Motorists filling up their vehicles with diesel will gain very slight relief in their fuel budgets this week as the price of this commodity will be reduced by a very marginal P0.20 per liter, according to the pricing adjustment advisories of the oil companies.
Conversely, the price of gasoline products will climb by P0.95 per liter, due to higher demand of this fuel in the regional market, as anchored on the Mean of Platts Singapore (MOPS) index.
For kerosene products, there would also be an increase of P0.50 per liter, as the spike in air travel during the Christmas holiday season had jacked up demand for this particular commodity which is used as a raw material for aviation fuel.
As of press time, the oil companies that already announced their price adjustments had been Pilipinas Shell Petroleum Corporation, Cleanfuel, Seaoil, PetroGazz and Chevron effective Tuesday (December 27); while their competitor-firms are all anticipated to match their pricing trends.
In the Asian market, experts noted that the main factor which softened diesel prices had been the fresh round of demand decline in China due to the continuing surge of their coronavirus infections, which topped 37 million prior to Christmas day.

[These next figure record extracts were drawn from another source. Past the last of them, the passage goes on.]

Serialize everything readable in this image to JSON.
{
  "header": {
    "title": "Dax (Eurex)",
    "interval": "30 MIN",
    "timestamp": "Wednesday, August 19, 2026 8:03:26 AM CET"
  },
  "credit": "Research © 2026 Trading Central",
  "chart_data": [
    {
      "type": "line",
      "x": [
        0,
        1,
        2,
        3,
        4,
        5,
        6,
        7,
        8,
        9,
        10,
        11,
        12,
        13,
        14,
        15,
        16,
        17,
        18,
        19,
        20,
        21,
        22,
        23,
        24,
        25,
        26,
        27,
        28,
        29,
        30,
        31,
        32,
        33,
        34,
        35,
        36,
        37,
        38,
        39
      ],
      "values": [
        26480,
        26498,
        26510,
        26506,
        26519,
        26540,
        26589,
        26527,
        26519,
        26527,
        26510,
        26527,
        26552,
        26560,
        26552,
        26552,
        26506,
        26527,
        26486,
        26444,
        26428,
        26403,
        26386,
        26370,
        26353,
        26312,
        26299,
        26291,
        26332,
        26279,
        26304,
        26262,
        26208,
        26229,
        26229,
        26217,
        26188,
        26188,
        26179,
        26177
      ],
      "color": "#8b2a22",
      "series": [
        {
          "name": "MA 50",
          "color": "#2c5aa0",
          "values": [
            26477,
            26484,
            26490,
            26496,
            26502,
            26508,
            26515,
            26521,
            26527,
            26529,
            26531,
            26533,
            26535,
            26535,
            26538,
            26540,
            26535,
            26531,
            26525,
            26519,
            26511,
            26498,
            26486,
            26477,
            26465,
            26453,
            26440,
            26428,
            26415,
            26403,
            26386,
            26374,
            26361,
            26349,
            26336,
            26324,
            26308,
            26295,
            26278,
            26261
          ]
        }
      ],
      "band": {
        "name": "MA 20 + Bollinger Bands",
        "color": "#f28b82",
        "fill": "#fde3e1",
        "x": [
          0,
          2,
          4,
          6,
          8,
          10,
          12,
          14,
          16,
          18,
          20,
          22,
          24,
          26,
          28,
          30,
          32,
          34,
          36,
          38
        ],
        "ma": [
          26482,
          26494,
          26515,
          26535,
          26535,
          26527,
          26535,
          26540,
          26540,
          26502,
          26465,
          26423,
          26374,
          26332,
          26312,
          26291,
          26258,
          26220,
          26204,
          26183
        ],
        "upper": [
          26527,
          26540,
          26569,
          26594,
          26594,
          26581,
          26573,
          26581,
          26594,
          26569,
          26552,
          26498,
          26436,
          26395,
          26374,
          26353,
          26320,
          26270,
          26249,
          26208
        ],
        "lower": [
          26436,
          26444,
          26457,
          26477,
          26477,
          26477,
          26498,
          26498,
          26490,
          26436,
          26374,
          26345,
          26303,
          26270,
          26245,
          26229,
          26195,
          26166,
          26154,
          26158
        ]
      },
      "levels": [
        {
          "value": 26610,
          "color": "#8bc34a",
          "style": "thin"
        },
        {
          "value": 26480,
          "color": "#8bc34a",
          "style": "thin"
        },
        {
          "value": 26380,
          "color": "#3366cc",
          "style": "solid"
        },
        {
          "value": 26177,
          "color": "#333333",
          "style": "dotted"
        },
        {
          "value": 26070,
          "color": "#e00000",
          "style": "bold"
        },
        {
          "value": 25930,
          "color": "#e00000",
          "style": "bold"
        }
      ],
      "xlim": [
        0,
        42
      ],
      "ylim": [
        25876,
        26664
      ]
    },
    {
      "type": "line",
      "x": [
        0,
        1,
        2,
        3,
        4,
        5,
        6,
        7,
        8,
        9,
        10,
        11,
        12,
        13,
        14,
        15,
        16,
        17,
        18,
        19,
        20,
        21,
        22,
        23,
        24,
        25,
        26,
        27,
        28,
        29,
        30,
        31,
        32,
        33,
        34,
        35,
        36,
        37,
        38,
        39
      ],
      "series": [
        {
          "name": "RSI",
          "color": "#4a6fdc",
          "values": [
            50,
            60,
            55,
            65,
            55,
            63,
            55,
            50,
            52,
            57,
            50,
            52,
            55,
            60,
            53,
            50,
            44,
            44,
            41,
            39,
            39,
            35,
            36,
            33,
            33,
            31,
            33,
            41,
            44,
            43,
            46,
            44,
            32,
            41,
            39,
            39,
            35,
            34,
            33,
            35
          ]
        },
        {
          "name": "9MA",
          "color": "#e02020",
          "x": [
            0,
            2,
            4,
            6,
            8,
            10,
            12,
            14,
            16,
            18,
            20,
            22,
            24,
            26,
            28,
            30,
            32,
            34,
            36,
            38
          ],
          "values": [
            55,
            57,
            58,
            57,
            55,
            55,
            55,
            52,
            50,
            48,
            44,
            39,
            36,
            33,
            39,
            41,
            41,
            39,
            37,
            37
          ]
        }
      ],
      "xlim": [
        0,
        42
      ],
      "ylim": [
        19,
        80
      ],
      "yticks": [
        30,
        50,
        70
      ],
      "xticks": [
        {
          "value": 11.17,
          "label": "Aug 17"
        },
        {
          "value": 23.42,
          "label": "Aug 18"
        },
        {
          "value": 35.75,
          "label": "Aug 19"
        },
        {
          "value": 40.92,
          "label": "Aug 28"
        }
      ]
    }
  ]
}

Nevertheless, there had been tightening of supply that is expected exerting pressure on markets in the days ahead following the strike of winter storm which pummeled many parts of the United States.
That single biggest development triggered the price of international benchmark Brent crude to swing back to $83 to $84 per barrel over the weekend; a substantial jump from the $75-$76 plunge that oil prices sustained in prior weeks.
In the coming year, market watchers are forecasting sustained volatile prices that will hammer oil markets once again – and the key factors being monitored are the impact of the threatening global economic recession; and the monetary policies that will be enforced by the central banks of major economies.
For the Philippine market, its heavy reliance on importation of fuel products will directly make a dent on the Filipino consumers’ pockets, especially when prices at the pumps will be on sustained rally.
It remains to be seen also how the country’s lawmakers will be tackling the proposed "fuel cost unbundling policy", so the consumers can be properly apprised of the cost-components they have been paying for at the pumps on a weekly basis.